Most people at this point would have gotten the message and just dropped the whole thing. But Duesberg’s got that really annoying habit of preferring truth over money. This is back in the 80s, when the US mainstream media was not as in the pocket of monied interests as it is now. Duesberg gets himself interviewed on some pretty well-known media outlets. At that point he has crossed the line and openly challenged the virological powers-that-be. To cut a long story short, they proceed to destroy his career and reputation. Bear in mind, the very same people who were controlling the government purse strings were the ones who were pocketing a lot of the money, either directly or indirectly.

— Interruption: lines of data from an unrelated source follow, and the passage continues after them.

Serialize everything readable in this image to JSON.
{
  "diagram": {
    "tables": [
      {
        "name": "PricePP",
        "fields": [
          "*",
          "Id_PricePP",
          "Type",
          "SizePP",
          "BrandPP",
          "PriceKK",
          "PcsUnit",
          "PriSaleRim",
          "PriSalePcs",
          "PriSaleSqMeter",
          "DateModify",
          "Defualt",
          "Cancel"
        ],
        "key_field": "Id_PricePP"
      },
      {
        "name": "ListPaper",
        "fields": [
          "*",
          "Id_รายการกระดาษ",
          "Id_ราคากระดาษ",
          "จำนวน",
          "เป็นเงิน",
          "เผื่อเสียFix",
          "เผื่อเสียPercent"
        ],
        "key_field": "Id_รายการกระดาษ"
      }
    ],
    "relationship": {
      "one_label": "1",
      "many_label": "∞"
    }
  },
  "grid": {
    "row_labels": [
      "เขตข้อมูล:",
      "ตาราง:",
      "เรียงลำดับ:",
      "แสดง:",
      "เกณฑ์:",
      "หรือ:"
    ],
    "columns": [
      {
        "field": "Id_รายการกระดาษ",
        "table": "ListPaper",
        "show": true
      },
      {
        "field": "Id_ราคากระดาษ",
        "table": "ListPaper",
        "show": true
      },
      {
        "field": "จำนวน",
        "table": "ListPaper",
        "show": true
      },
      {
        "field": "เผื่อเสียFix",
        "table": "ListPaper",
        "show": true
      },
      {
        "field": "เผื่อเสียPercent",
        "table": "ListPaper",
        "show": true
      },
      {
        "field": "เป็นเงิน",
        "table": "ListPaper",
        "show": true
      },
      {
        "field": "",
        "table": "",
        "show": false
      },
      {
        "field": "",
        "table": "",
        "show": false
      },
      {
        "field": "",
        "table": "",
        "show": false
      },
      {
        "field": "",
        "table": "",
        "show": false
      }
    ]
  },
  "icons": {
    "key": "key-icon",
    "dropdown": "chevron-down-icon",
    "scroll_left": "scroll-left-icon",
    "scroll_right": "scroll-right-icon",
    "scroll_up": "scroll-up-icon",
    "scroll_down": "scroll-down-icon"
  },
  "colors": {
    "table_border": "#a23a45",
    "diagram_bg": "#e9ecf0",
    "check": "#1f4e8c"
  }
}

Sound familiar? It should. AIDS was very much the template for USAIDS, a heady mix of corrupt science and greedy capitalism. But most importantly, the whole thing was government-funded, squillions of dollars just waiting to be released like water out of a dam spillway. All you needed to do was convince the politicians and bureaucrats to open the gate. How do you do that? By creating public hysteria. Convince the public that they’re literally going to die and allow the politicians and scientists to become the heroes who are going to save the day.

Trust me, I’m a doctor.

No doubt plenty of enterprising people watched the AIDS dynamic closely and realised they could try the same trick with “climate science”, “gender science”, “renewable energy”, “Chinese bat soup” etc. All you needed was somebody in a white lab coat to take to the pulpit and preach doom and gloom.

In one respect, Mullis and Duesberg were wrong. (US)AIDS is a disease. It’s also not inaccurate to call it a viral disease. It’s not a disease of the body, however, but of the body politic. One of its main symptoms is when real scientists get their careers and reputations destroyed for speaking the truth.